When he signed it, Trump called it “the most popular bill ever signed,” but according to one reliable poll, half of the country oppose it and only one-third supported it. Several progressive organizations—50501, Indivisible, and the Women’s March—organized over 300 “Free America” rallies with thousands of participants raising the call to: “Free America from the grip of greedy billionaires who rig the system for themselves.”
The bill reorders American priorities, cutting social welfare programs in order to give enormous tax cuts to the rich. Trump strong armed Republicans, threatening to oppose their reelection if they opposed him. Some of them wanted even deeper cuts to social welfare in order to reduce the country’s $36.2 trillion national debt, while others opposed Medicaid cuts that would harm their constituents and their own chances of reelection. In the end, only a few Republicans had the courage to oppose him, and the bill passed by four votes in the House and by one vote in the Senate, the tie-breaking vote of Vice-President J.D. Vance.
What’s in the Bill
The most important measures in the bill are these. Cut Medicaid health coverage for low-income and elderly Americans over the next ten years, amounting to $1 trillion, which means 11.8 million adults and children will no longer be covered. The Supplemental Nutrition Assistance Program (SNAP), will be reduced by $287 billion in federal spending over 10 years, affecting millions. The bill also eliminates programs and funds to stop climate change and for environmental justice. The cost of cuts like these immediately became clear. Trump and the Republicans cut the staff of the National Weather Service and slashed the climate budget just as extreme rains and floods drowned 15 children and swept away and presumably drowned another 25 girls in summer camp in Texas.
These cuts made it possible to extend Trump’s 2017 tax cuts and add new ones, reducing taxes principally on the rich by $4.5 trillion.
At the same time, it appropriates $150 billion for the military, for ship building, for the “Golden Dome” missile defense system, and for arms. The military budget will for the first time reach almost $1 trillion. And the budget allocates $45 billion for the construction by private companies of immigrant detention centers, in effect prisons, with 100,000 beds. There is also $46.5 billion to build the U.S.-Mexico border wall and $6 billion for technology and surveillance.
Trump took advantage of the Fourth of July, America’s Independence Day, as B-2 bombers flew overhead, to celebrate the U.S. bombing of Iran and to praise Republican leaders for passing his “Big Beautiful Bill,” claiming falsely that people wouldn’t even notice the cuts because they only eliminated “fraud and abuse.” Trump concluded, “We will have the strongest economy and the strongest borders on earth.”

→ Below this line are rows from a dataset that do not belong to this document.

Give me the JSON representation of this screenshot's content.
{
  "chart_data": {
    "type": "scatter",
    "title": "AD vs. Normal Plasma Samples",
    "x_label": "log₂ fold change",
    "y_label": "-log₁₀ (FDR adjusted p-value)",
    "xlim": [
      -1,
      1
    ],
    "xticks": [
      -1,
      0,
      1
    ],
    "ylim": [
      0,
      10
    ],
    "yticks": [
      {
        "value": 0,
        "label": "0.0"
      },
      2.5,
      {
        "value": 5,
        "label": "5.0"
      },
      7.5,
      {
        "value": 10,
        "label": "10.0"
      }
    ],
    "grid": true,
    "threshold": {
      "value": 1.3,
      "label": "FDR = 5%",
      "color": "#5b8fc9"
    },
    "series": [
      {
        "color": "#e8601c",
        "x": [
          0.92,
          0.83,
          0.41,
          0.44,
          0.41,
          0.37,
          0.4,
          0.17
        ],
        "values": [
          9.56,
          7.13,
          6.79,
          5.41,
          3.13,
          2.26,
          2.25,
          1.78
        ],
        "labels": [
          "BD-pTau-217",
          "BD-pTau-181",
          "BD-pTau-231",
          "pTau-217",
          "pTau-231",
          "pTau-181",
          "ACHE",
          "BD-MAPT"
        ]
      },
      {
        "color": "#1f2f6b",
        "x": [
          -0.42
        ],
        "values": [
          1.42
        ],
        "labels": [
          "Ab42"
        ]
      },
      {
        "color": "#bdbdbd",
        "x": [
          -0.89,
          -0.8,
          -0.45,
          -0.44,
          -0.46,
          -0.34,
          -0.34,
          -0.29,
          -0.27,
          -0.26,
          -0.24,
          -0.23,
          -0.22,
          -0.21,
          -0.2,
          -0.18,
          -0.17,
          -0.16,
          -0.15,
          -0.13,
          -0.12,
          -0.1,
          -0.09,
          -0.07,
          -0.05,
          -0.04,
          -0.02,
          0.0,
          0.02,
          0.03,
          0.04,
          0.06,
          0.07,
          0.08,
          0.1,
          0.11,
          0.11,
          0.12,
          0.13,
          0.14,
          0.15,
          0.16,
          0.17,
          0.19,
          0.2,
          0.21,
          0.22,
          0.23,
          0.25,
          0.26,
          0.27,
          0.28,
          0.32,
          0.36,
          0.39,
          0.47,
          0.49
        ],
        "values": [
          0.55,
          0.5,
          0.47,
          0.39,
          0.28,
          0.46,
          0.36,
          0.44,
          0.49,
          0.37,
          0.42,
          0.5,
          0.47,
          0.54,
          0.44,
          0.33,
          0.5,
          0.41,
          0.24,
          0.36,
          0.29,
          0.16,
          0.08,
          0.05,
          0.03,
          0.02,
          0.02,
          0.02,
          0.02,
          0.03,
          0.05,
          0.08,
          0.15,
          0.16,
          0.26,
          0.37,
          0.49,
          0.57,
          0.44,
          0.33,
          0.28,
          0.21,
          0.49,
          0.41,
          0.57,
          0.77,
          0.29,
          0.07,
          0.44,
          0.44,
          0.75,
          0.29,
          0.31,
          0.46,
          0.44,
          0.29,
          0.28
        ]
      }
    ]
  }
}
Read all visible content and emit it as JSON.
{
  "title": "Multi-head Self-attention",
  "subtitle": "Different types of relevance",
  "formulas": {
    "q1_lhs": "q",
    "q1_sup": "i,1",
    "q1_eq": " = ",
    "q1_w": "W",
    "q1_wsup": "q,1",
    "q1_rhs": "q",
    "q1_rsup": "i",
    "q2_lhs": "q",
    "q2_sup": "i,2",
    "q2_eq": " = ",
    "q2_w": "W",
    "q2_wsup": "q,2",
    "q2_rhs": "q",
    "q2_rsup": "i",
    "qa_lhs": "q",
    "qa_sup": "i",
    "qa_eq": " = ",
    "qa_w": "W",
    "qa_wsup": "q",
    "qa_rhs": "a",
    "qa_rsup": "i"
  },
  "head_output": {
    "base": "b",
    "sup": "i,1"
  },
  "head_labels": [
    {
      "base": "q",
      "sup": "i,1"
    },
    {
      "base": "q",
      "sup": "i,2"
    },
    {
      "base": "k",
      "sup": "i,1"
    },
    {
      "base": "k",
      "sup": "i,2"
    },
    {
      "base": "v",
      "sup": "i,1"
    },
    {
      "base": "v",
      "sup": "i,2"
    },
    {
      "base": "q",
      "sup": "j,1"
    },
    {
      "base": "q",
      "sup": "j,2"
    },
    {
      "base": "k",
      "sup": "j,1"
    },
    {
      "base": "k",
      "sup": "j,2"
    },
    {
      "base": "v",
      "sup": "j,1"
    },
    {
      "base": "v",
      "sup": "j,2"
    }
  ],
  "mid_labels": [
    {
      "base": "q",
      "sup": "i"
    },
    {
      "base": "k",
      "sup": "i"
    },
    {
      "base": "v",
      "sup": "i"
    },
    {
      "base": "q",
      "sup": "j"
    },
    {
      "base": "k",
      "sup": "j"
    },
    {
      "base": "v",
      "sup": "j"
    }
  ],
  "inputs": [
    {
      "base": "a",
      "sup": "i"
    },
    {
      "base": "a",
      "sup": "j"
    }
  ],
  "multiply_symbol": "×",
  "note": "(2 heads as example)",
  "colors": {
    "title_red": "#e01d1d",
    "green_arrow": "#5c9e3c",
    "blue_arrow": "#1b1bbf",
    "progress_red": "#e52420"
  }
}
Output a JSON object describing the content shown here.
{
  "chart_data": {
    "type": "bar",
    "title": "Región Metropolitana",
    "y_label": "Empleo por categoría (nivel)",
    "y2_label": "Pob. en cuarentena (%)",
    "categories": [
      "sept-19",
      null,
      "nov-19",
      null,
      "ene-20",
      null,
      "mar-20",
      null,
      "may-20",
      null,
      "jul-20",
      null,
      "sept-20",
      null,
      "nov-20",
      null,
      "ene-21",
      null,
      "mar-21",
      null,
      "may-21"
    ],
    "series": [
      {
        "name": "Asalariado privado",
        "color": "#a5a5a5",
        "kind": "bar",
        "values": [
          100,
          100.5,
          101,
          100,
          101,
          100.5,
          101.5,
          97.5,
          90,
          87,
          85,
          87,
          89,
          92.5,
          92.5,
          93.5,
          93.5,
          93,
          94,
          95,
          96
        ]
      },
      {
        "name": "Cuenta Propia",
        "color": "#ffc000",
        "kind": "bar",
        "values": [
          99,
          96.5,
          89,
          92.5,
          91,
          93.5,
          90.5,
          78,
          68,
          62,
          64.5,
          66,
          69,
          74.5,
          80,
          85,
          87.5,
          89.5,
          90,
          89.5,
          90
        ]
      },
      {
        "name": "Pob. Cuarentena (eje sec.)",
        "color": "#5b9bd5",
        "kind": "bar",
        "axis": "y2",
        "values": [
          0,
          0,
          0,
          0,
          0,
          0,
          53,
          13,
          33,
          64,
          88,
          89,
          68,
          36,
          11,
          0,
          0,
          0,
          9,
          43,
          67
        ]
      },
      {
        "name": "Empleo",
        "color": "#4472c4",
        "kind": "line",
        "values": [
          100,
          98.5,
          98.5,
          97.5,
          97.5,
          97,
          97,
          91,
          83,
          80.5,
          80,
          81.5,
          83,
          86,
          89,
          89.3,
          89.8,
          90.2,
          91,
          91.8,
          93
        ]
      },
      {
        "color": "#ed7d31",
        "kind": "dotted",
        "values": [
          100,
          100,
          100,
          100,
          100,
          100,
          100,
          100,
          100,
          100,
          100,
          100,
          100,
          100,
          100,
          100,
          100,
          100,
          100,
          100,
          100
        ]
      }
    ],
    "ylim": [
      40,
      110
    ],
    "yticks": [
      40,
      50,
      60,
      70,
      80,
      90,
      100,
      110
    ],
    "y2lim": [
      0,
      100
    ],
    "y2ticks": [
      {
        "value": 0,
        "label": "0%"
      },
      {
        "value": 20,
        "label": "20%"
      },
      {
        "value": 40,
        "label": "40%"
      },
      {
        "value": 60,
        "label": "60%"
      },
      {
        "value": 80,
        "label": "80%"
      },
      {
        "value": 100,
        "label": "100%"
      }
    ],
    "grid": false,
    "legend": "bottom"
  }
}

Democrats believe that the bill will anger voters and make it possible for them to take back the House of Representatives in the November 2026 elections. But the Democratic Party may not be able to take advantage of this opening because it remains divided, between the party’s leaders, who have failed to successfully address the American public, and Democratic Socialists like Senator Bernie Sanders, Congresswoman Alexandria Cortez, who attracted tens of thousands to their anti-oligarchy rallies, and Zohran Mamdani who just won the New York City Democratic Party’s mayoral primary election. The resistance is growing, but must become stronger to have an impact on the elections.